- Is this your first time deploying Airbyte?: Yes
- OS Version / Instance: Debian
- Memory / Disk: 16GB/200GB
- Deployment: Docker on GCP VM
- Airbyte Version: 0.42.0
- Source name/version: airbyte/source-zuora 0.1.3
- Destination name/version: airbyte/destination-bigquery 1.2.18
- Step: During sync
Description:
- Airbyte uses the Zuora Data Query API.
- The Data Query API has a 10 million row limit for input.
- Input rows are filtered by
WHERE
in SQL. -
If filtering on
UpdatedDate
using a string cast withTIMESTAMP
and the string has 6 decimals for fractions of a second, that filter is seemingly ignored, making you hit that 10m row limit in a big table. - Version 0.1.3 of source-zuora outputs a string with 6 decimals.
Example:
-- Working query:
select count(*)
from payment where
updateddate >= TIMESTAMP '2023-01-02 00:00:00.000 +00:00' and
updateddate <= TIMESTAMP '2023-01-07 00:00:00.000 +00:00'
-- Failing query:
select count(*)
from payment where
updateddate >= TIMESTAMP '2023-01-02 00:00:00.000000 +00:00' and
updateddate <= TIMESTAMP '2023-01-07 00:00:00.000000 +00:00'
The last query hits the 10 million row limit: Query failed (#): Input Rows for payment exceeded limit (10000000)

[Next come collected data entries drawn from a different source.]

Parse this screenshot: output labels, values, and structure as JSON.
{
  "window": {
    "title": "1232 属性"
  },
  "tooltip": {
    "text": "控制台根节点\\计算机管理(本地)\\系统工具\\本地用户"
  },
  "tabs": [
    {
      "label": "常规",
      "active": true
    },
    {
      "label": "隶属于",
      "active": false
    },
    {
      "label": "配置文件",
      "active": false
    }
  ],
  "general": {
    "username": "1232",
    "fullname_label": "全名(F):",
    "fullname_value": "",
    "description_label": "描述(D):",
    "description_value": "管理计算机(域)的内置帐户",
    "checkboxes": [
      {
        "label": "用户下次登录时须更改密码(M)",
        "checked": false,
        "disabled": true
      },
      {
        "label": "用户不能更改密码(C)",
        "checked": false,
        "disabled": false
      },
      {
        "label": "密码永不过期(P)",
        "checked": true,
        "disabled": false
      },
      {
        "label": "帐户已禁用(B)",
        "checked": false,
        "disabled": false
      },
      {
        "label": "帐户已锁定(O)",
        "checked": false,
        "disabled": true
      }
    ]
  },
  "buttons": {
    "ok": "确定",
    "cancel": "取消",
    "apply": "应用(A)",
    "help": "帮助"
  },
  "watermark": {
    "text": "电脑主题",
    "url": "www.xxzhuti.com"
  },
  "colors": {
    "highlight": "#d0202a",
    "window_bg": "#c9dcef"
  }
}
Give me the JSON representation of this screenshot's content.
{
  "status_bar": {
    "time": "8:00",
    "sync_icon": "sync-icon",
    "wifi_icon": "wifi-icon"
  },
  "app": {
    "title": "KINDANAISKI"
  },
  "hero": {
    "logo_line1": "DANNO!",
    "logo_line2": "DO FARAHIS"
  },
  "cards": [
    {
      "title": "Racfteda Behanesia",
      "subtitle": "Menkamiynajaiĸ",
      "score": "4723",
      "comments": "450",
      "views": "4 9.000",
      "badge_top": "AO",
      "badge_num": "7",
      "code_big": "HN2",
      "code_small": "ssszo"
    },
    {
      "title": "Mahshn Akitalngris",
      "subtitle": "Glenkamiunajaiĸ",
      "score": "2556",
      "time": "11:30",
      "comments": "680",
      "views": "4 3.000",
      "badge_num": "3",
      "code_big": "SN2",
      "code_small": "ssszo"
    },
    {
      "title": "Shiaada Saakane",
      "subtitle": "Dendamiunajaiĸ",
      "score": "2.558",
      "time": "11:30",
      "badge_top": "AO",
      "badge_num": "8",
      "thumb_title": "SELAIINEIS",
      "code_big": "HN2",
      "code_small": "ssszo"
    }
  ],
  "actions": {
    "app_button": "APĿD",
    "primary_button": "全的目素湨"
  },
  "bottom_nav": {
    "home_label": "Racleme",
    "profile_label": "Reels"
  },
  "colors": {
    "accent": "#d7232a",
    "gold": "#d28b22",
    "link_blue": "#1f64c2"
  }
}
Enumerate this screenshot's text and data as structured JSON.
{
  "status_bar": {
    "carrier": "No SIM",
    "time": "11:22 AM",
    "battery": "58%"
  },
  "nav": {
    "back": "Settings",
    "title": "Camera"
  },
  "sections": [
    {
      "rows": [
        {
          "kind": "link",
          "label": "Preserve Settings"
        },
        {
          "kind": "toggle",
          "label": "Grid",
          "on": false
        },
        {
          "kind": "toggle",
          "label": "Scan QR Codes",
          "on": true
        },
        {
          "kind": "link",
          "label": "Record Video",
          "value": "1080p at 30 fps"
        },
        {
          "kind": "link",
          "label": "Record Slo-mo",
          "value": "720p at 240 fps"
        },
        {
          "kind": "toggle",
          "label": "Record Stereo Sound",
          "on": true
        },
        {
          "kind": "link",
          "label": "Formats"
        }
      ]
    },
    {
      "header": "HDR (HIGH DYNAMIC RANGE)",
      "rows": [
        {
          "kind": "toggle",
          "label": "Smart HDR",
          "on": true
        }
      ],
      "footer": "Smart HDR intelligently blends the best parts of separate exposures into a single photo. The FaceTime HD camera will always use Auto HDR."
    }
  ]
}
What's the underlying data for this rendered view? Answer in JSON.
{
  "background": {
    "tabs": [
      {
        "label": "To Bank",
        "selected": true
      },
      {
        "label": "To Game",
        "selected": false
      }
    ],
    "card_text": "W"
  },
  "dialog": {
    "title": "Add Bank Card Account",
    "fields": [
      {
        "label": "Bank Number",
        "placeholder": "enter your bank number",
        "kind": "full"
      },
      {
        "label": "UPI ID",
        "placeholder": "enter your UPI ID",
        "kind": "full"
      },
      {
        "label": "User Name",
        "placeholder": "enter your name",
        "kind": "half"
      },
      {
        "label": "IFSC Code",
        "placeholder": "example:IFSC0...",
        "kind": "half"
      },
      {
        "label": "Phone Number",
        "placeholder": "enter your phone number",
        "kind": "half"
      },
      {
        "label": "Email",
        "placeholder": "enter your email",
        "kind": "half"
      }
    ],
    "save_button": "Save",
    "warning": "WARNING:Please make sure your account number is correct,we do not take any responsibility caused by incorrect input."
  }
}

I have fixed this issue in this PR.
If I publish that connector and use it as a custom connector in Airbyte I get several other issues though, like:
- oauth not working anymore (workaround here),
- Airbyte running duplicate queries (two identical queries, using the same
UpdatedDate
window) and then spamming at least a few hundredDESCRIBE <table>
queries. I haven’t let it run to see if it finishes.
I only run one table at a time, so first it queries the table twice, and then it spams for description of the same table.
Does this sound familiar to anyone? Have I missed something obvious when deploying the forked custom connector?